Originally posted by Akamushi
I've already signed up for the month plastics elective, i'm looking forward to it. I will be taking it before my surgery rotation (good or bad idea?)

-a

Bad idea, IMHO.

If you are interested in PRS as a career, you'll want to be as prepared as possible. Therefore, the more surgical skills you can get under your belt, even general ones, the better.
 
I agree with Kim. You should be comfortable in the OR before you take a plastics rotation. People expect M3s on GenSurg to make dumb mistakes, break scrub, suture poorly.

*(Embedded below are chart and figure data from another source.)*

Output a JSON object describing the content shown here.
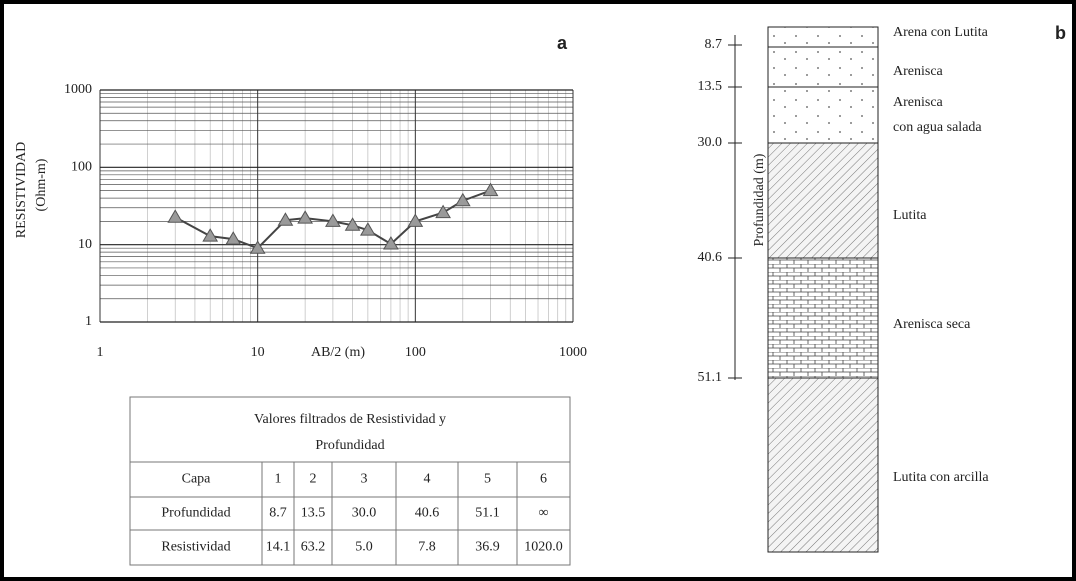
{
  "chart_data": {
    "type": "line",
    "panel_label": "a",
    "y_label": "RESISTIVIDAD",
    "y_unit": "(Ohm-m)",
    "x_label": "AB/2 (m)",
    "x": [
      3,
      5,
      7,
      10,
      15,
      20,
      30,
      40,
      50,
      70,
      100,
      150,
      200,
      300
    ],
    "y": [
      22.6,
      12.9,
      11.8,
      9.0,
      20.7,
      22,
      20,
      17.8,
      15.4,
      10.2,
      20,
      26,
      37,
      50
    ],
    "color": "#444444",
    "marker_color": "#9a9a9a",
    "xlim": [
      1,
      1000
    ],
    "ylim": [
      1,
      1000
    ],
    "xticks": [
      1,
      10,
      100,
      1000
    ],
    "yticks": [
      1,
      10,
      100,
      1000
    ],
    "xlog": true,
    "ylog": true,
    "grid": true
  },
  "table": {
    "title": "Valores filtrados de Resistividad y Profundidad",
    "header": [
      "Capa",
      "1",
      "2",
      "3",
      "4",
      "5",
      "6"
    ],
    "rows": [
      [
        "Profundidad",
        "8.7",
        "13.5",
        "30.0",
        "40.6",
        "51.1",
        "∞"
      ],
      [
        "Resistividad",
        "14.1",
        "63.2",
        "5.0",
        "7.8",
        "36.9",
        "1020.0"
      ]
    ]
  },
  "column": {
    "panel_label": "b",
    "axis_label": "Profundidad (m)",
    "depths": [
      "8.7",
      "13.5",
      "30.0",
      "40.6",
      "51.1"
    ],
    "layers": [
      {
        "lines": [
          "Arena con Lutita"
        ]
      },
      {
        "lines": [
          "Arenisca"
        ]
      },
      {
        "lines": [
          "Arenisca",
          "con agua salada"
        ]
      },
      {
        "lines": [
          "Lutita"
        ]
      },
      {
        "lines": [
          "Arenisca seca"
        ]
      },
      {
        "lines": [
          "Lutita con arcilla"
        ]
      }
    ]
  }
}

By the time you take your plastics rotation you want to be confident in the OR and able to sew.
 
Kimberli, forgive my ignorance, but what does "IMHO" mean?
 
bad idea = 2/2... true, i was concerned about the bumbling in the OR..... Even though the elective has no prerequisites, I wondered how much zero surgery experience would have on my ability to learn and perform well on that rotation...prob best not to risk it.... thanks for your input



-a
 
I'm interested in doing a general surgery residency, but I have no choice other than doing surgery electives *before* the general surgery rotation, because I won't have any electives between the rotation and the match (in Canada).

Under these circumstances, what would you suggest me to do (what to read, what to practice, etc)?